Sonstiger Bescheid des UFSW vom 30.09.2010, RD/0048-W/10

Devolutionsantrag bei Säumigkeit der Abgabenbehörde II. Instanz

Rechtssätze

Keine Rechtssätze vorhanden

Entscheidungstext

Bescheid

Der Unabhängige Finanzsenat hat über den Devolutionsantrag des S, Adr, vertreten durch Fussenegger und Pucher, Steuerberatung und Wirtschaftstreuhand, 1010 Wien, Marc-Aurel-Straße 8/5, vom 23. September 2010 wegen Verletzung der Entscheidungspflicht des Finanzamtes Wien 12/13/14 Purkersdorf betreffend die Berufung vom 2. Oktober 2009 gegen die Einkommensteuerbescheide für die Jahre 2006 bis 2008 beschlossen:

Der Devolutionsantrag wird als unzulässig zurückgewiesen.

Begründung

In dem beim UFS am 27.September 2010 eingelangten, als Devolutionsantrag bezeichneten Schreiben führt der Antragsteller aus, dass seine steuerliche Vertretung im Zusammenhang mit einem seit gut einem Jahr anhängigen Berufungsverfahren am 23. Februar 2010 einen Vorlageantrag gem. § 276 Abs. 2 BAO an das Finanzamt gestellt habe. Da seit mehr als sechs Monaten dieser Vorlageantrag von Seiten des zuständigen Finanzamtes nicht behandelt worden sei, werde der Übergang der Zuständigkeit zur Entscheidung auf die Abgabenbehörde zweiter Instanz begehrt.

Gemäß § 260 BAO in der ab 1. Jänner 2003 geltenden Fassung des Abgaben-Rechtsmittel-Reformgesetzes (AbgRmRefG), BGBl. I Nr. 97/2002, hat über Berufungen gegen von Finanzämtern erlassene Bescheide der Unabhängige Finanzsenat als Abgabenbehörde zweiter Instanz zu entscheiden, soweit nicht anderes bestimmt ist.

Gemäß § 311 Abs. 2 BAO kann jede Partei, der gegenüber der Bescheid zu ergehen hat, den Übergang der Zuständigkeit zur Entscheidung auf die Abgabenbehörde zweiter Instanz beantragen (Devolutionsantrag), wenn Bescheide der Abgabenbehörde erster Instanz nicht innerhalb von sechs Monaten nach Einlangen der Anbringen der Partei bekannt gegeben werden.

Der gegenständliche Devolutionsantrag richtet sich gegen die Nichterledigung des am 23.2.2010 eingebrachten Vorlageantrages.

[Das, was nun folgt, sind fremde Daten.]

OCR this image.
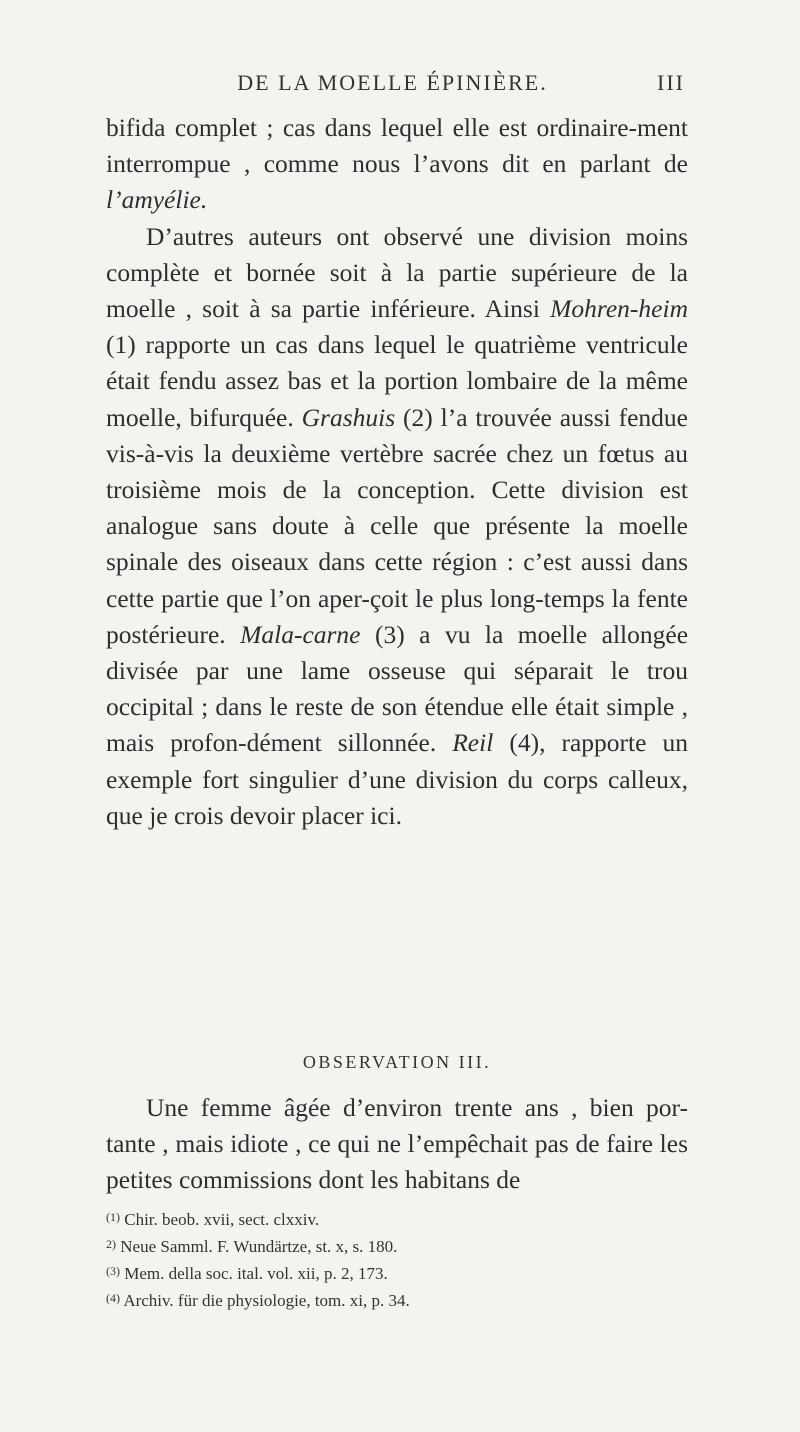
DE LA MOELLE ÉPINIÈRE.	III

bifida complet ; cas dans lequel elle est ordinaire-ment interrompue , comme nous l’avons dit en parlant de l’amyélie.

D’autres auteurs ont observé une division moins complète et bornée soit à la partie supérieure de la moelle , soit à sa partie inférieure. Ainsi Mohren-heim (1) rapporte un cas dans lequel le quatrième ventricule était fendu assez bas et la portion lombaire de la même moelle, bifurquée. Grashuis (2) l’a trouvée aussi fendue vis-à-vis la deuxième vertèbre sacrée chez un fœtus au troisième mois de la conception. Cette division est analogue sans doute à celle que présente la moelle spinale des oiseaux dans cette région : c’est aussi dans cette partie que l’on aper-çoit le plus long-temps la fente postérieure. Mala-carne (3) a vu la moelle allongée divisée par une lame osseuse qui séparait le trou occipital ; dans le reste de son étendue elle était simple , mais profon-dément sillonnée. Reil (4), rapporte un exemple fort singulier d’une division du corps calleux, que je crois devoir placer ici.

OBSERVATION III.
Une femme âgée d’environ trente ans , bien por-tante , mais idiote , ce qui ne l’empêchait pas de faire les petites commissions dont les habitans de
$^{(1)}$ Chir. beob. xvii, sect. clxxiv.
$^{2)}$ Neue Samml. F. Wundärtze, st. x, s. 180.
$^{(3)}$ Mem. della soc. ital. vol. xii, p. 2, 173.
$^{(4)}$ Archiv. für die physiologie, tom. xi, p. 34.
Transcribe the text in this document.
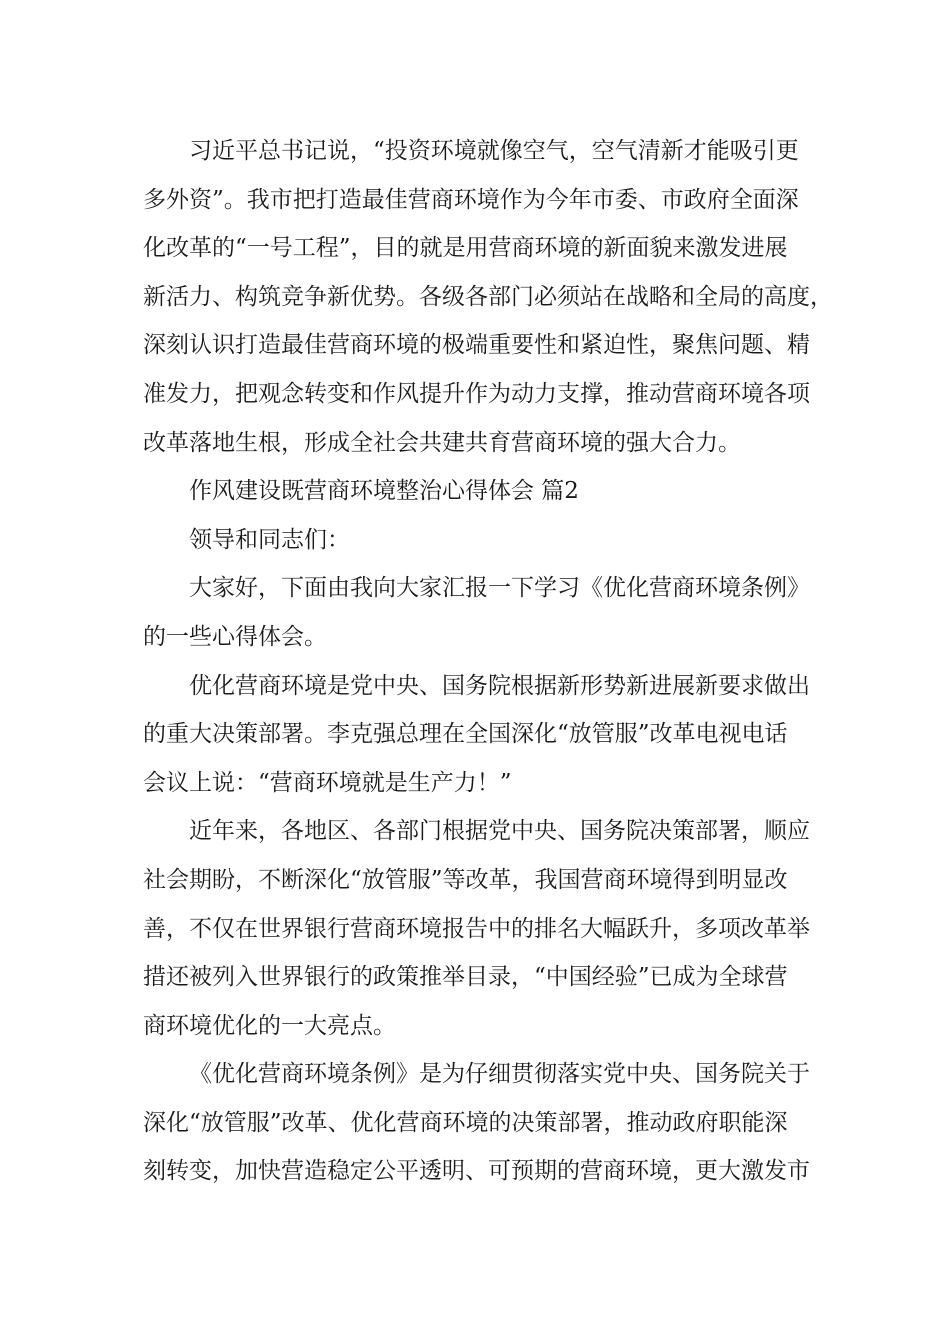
习近平总书记说，“投资环境就像空气，空气清新才能吸引更
多外资”。我市把打造最佳营商环境作为今年市委、市政府全面深
化改革的“一号工程”，目的就是用营商环境的新面貌来激发进展
新活力、构筑竞争新优势。各级各部门必须站在战略和全局的高度，
深刻认识打造最佳营商环境的极端重要性和紧迫性，聚焦问题、精
准发力，把观念转变和作风提升作为动力支撑，推动营商环境各项
改革落地生根，形成全社会共建共育营商环境的强大合力。
作风建设既营商环境整治心得体会 篇2
领导和同志们：
大家好，下面由我向大家汇报一下学习《优化营商环境条例》
的一些心得体会。
优化营商环境是党中央、国务院根据新形势新进展新要求做出
的重大决策部署。李克强总理在全国深化“放管服”改革电视电话
会议上说：“营商环境就是生产力！”
近年来，各地区、各部门根据党中央、国务院决策部署，顺应
社会期盼，不断深化“放管服”等改革，我国营商环境得到明显改
善，不仅在世界银行营商环境报告中的排名大幅跃升，多项改革举
措还被列入世界银行的政策推举目录，“中国经验”已成为全球营
商环境优化的一大亮点。
《优化营商环境条例》是为仔细贯彻落实党中央、国务院关于
深化“放管服”改革、优化营商环境的决策部署，推动政府职能深
刻转变，加快营造稳定公平透明、可预期的营商环境，更大激发市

Ein Antrag auf "Übergang der Zuständigkeit auf die Abgabenbehörde zweiter Instanz" gemäß § 311 Abs. 2 BAO geht wegen der für Berufungsentscheidungen bereits ex lege bestehenden Zuständigkeit der Abgabenbehörde zweiter Instanz ins Leere. Die Verletzung der Pflicht zur Entscheidung über Rechtsmittel fällt vielmehr unter die Sanktion des § 27 VwGG und nicht unter die des § 311 BAO (vgl. VwGH 29.5.1996, 92/13/0301; VwGH 13.10.1993, 91/13/0058; VwGH 18.4.1986, 86/17/0084; VwGH 2.6.2004, 2004/13/0023). Die Devolution ist nur hinsichtlich erstinstanzlicher Bescheide vorgesehen, weil das Abgabenverfahren gemäß § 291 BAO nur einen zweistufigen Instanzenzug kennt, der beim Unabhängigen Finanzsenat endet, und gegen die Verletzung der Entscheidungspflicht der Abgabenbehörden zweiter Instanz gemäß Art. 132 B-VG und § 27 VwGG Säumnisbeschwerde an den Verwaltungsgerichtshof erhoben werden kann. Wird daher über eine Berufung (Vorlageantrag) nicht binnen sechs Monaten entschieden, so findet § 311 BAO keine Anwendung, da diesfalls die Säumnis bei der Abgabenbehörde zweiter Instanz liegt, welcher nur durch Säumnisbeschwerde an den Verwaltungsgerichtshof entgegengetreten werden kann (vgl. VwGH 2.6.2004, 2004/13/0023).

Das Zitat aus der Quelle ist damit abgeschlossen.